Somewhere in a darkened room, a different kind of band ruminates over its next song. No lyrics will be sung, no chorus repeated. In fact, very little traditional structure other than jazz’s conversational play ties the music together. Local trio Ahleuchatistas speaks loudly through this experimental voice.
And yet the band’s latest coup – its third record, What You Will, was just released on internationally known label Cuneiform – was nothing if not calculated.
In Asheville’s musical landscape, friendliest to new old-time and counter-culture jams, Ahleuchatistas stick out as left of even left-of-center. Their instrumental-only pieces are marked by false stops and starts, surgically precise rhythmic changes and squelching guitar noises, punctuated with a shimmering sheet of beats, blurts and hammering drums. A tone of dissent runs through a sound that infuses punk’s aggression with the note-clustering of free jazz and improv.
But as drummer Sean Dail suggests, the trio has a sort of spiritual side it might just have in common with other local groups.
“It’s what our bodies and minds come together and do naturally,” he offers. “It’s controlled in that we harness that energy and try to put it to good use.”
And, too, the story of Ahleuchatistas begins not unlike many behind-the-music tales. Favorite records were exchanged, friendships tied by a desire to experiment with sounds. In guitarist Shane Perlowin’s eyes, a direct line connects the trio’s first meeting and the respected label now releasing its music, beginning when a former band of his played with Dail’s then-group at a house show. “We [were] with a metal band called Resurrectum that had Sean on drums [he was 19]. I remember being crowded in a kitchen listening to this guy blow my mind,” says the guitarist. Perlowin eventually began playing with bassist Derek Poteat again, adding Dail as drummer. “I asked Sean if he was into [NYC innovative jazz artist] John Zorn’s [band] Naked City, and he introduced me to Cuneiform Records.”
Steve Feigenbaum started Cuneiform in 1984, when running a small label was a grassroots act in itself. “When people ask me what I do, I say I have a little record label,” he reported in a recent phone interview. “They assume I do local talent. I just happen to be here.” The label, based outside Washington, D.C., became known for releasing work by such European artists as Belgians Univers Zero, avant-garde guitarist Fred Frith and British pioneers Soft Machine. To the animated Feigenbaum, Ahleuchatistas’ base in Asheville, though unique, is a non-factor – ” … they just happen to be there,” he says wryly.

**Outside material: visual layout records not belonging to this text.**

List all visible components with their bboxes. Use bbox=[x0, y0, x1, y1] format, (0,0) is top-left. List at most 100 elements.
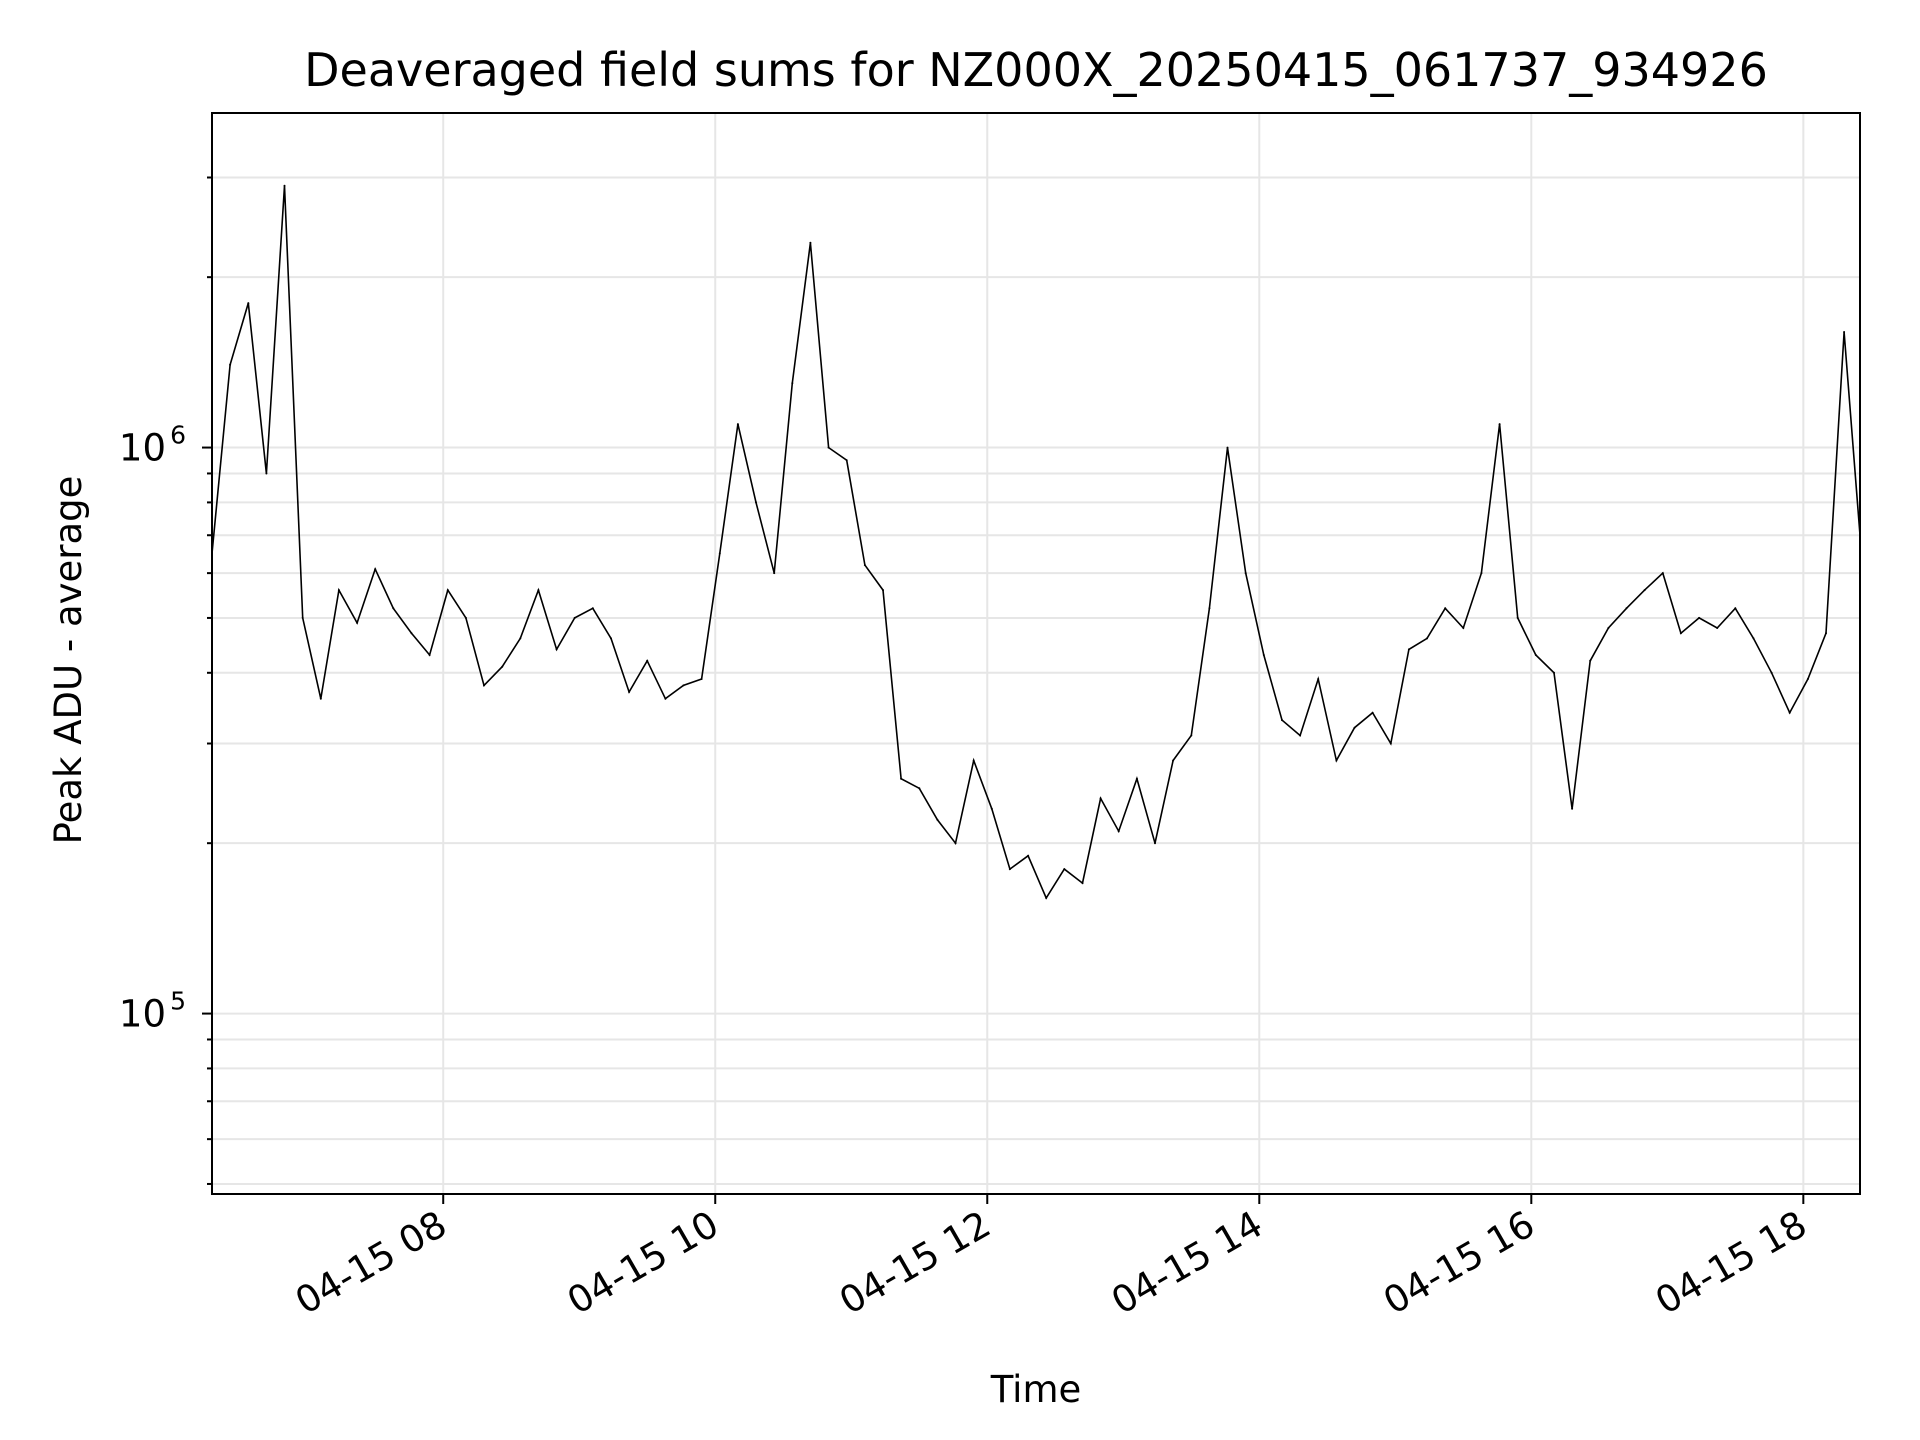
series-point bbox=[555, 648, 558, 651]
series-point bbox=[1226, 446, 1229, 449]
series-point bbox=[610, 637, 612, 640]
series-point bbox=[519, 637, 522, 640]
series-point bbox=[537, 589, 540, 592]
series-point bbox=[1480, 572, 1483, 575]
chart-title: Deaveraged field sums for NZ000X_2025041… bbox=[304, 43, 1768, 97]
series-point bbox=[591, 607, 594, 610]
series-point bbox=[882, 589, 884, 592]
series-point bbox=[863, 564, 866, 567]
series-point bbox=[809, 241, 812, 244]
series-point bbox=[1244, 572, 1247, 575]
series-point bbox=[1154, 842, 1156, 845]
series-point bbox=[446, 589, 449, 592]
series-point bbox=[1806, 678, 1809, 680]
series-point bbox=[1661, 572, 1664, 575]
series-point bbox=[1262, 654, 1265, 656]
series-point bbox=[1571, 807, 1574, 810]
series-point bbox=[1027, 854, 1030, 857]
series-point bbox=[1190, 734, 1193, 737]
series-point bbox=[1426, 637, 1428, 640]
series-point bbox=[990, 807, 993, 810]
series-point bbox=[827, 446, 830, 449]
series-point bbox=[1099, 797, 1102, 800]
series-point bbox=[1353, 726, 1356, 729]
series-point bbox=[1625, 607, 1628, 610]
series-point bbox=[1752, 637, 1755, 640]
series-point bbox=[1281, 719, 1283, 722]
series-point bbox=[936, 818, 939, 821]
series-point bbox=[1589, 659, 1592, 662]
y-tick-label: 10 bbox=[119, 993, 166, 1036]
y-tick-label-exponent: 6 bbox=[170, 421, 186, 450]
plot-frame bbox=[211, 112, 1861, 1195]
series-point bbox=[718, 552, 721, 555]
series-point bbox=[1825, 632, 1827, 635]
plot-area bbox=[211, 184, 1861, 900]
series-point bbox=[1843, 331, 1846, 333]
series-point bbox=[1516, 616, 1519, 619]
series-point bbox=[1389, 742, 1392, 745]
series-point bbox=[428, 654, 431, 656]
series-point bbox=[229, 363, 232, 366]
series-point bbox=[483, 684, 485, 687]
series-point bbox=[918, 787, 921, 790]
series-point bbox=[1172, 759, 1175, 762]
series-point bbox=[1135, 777, 1138, 780]
x-axis-label: Time bbox=[990, 1368, 1082, 1411]
series-point bbox=[1734, 607, 1737, 610]
y-axis-label: Peak ADU - average bbox=[47, 476, 90, 845]
series-point bbox=[646, 659, 649, 662]
series-point bbox=[247, 302, 250, 305]
y-tick-label: 10 bbox=[119, 427, 166, 470]
series-point bbox=[900, 777, 903, 780]
series-point bbox=[573, 616, 576, 619]
series-point bbox=[773, 572, 776, 575]
series-point bbox=[1498, 423, 1501, 426]
series-point bbox=[374, 568, 377, 571]
series-point bbox=[392, 607, 395, 610]
series-point bbox=[1788, 711, 1791, 714]
series-point bbox=[1045, 897, 1048, 899]
series-point bbox=[1716, 627, 1719, 629]
series-point bbox=[356, 621, 359, 624]
series-point bbox=[1698, 616, 1701, 619]
series-point bbox=[1679, 632, 1682, 635]
series-point bbox=[1607, 627, 1610, 629]
series-point bbox=[301, 616, 304, 619]
y-tick-label-exponent: 5 bbox=[170, 987, 186, 1016]
series-point bbox=[1317, 678, 1320, 680]
grid bbox=[212, 113, 1860, 1194]
series-point bbox=[1407, 648, 1410, 651]
series-point bbox=[1117, 830, 1120, 833]
series-point bbox=[501, 665, 504, 668]
series-point bbox=[682, 684, 685, 687]
series-point bbox=[1081, 882, 1084, 885]
series-point bbox=[845, 459, 848, 462]
series-point bbox=[736, 423, 739, 426]
series-line bbox=[211, 185, 1861, 900]
series-point bbox=[265, 472, 268, 475]
series-point bbox=[1335, 759, 1338, 762]
series-point bbox=[954, 842, 957, 845]
series-point bbox=[410, 632, 413, 635]
series-point bbox=[1208, 607, 1211, 610]
series-point bbox=[1534, 654, 1537, 656]
series-point bbox=[464, 616, 467, 619]
series-point bbox=[319, 697, 322, 700]
series-point bbox=[1299, 734, 1302, 737]
series-point bbox=[1643, 589, 1646, 592]
series-point bbox=[972, 759, 975, 762]
series-point bbox=[1371, 711, 1374, 714]
series-point bbox=[700, 678, 703, 680]
series-point bbox=[1770, 671, 1773, 674]
series-point bbox=[791, 382, 794, 385]
series-point bbox=[755, 501, 757, 504]
series-point bbox=[1462, 627, 1465, 629]
y-tick-label-base: 10 bbox=[119, 993, 166, 1036]
y-tick-label-base: 10 bbox=[119, 427, 166, 470]
series-point bbox=[628, 691, 631, 693]
series-point bbox=[1008, 868, 1011, 871]
series-point bbox=[337, 589, 340, 592]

The group first encountered the label owner at a gig in Baltimore. Ahleuchatistas were playing after Larval, a group on Cuneiform. “Staying up late is not something I’m used to doing. We’re getting ready to leave after their set, and I decided, ‘I need to stay and watch this,’” remembers Feigenbaum.
“What he doesn’t realize is that we put ourselves there that night to be discovered by him,” Poteat reveals. “The show was eight hours away, not for much money, and a long drive. We decided it was worth it. We made the journey.”
Ahleuchatistas express their voice of protest in their work, in the biting acidity of the music’s flavor, and more directly in song titles, as jazz artists do in their lyric-less pieces. The first track on their new record is called “Remember Rumsfeld at Abu Ghraib,” nodding to one of the band’s heroes, composer Charles Mingus, and his “Remember Rockefeller at Attica.” In Asheville, they bum around just like many bands, hanging at Static Age record store (whose owner released their first album), working day jobs, mourning the demise of beloved club Vincent’s Ear. Perlowin is outspoken on that loss and on the attendant downtown slide, as he sees it.
“We were given free creative rein there and nurtured by people who really cared about art and the scene. In some ways, downtown Asheville has become like one of those fake city streets at Disney World. I guess that’s what happens when the top priority is to impress tourists and cater to millionaire transplants who spend a few weeks a year in their downtown condominiums.”
So what made Feigenbaum stay that night in Baltimore? “They were playing the most complicated stuff I’d heard coming out of punk,” he says. “The drummer was incredible, playing while pretending to poke himself in the eye with his drumstick. He was able to play this difficult music, but still be able to goof on it. It really impressed me, because, well, they are an impressive band.”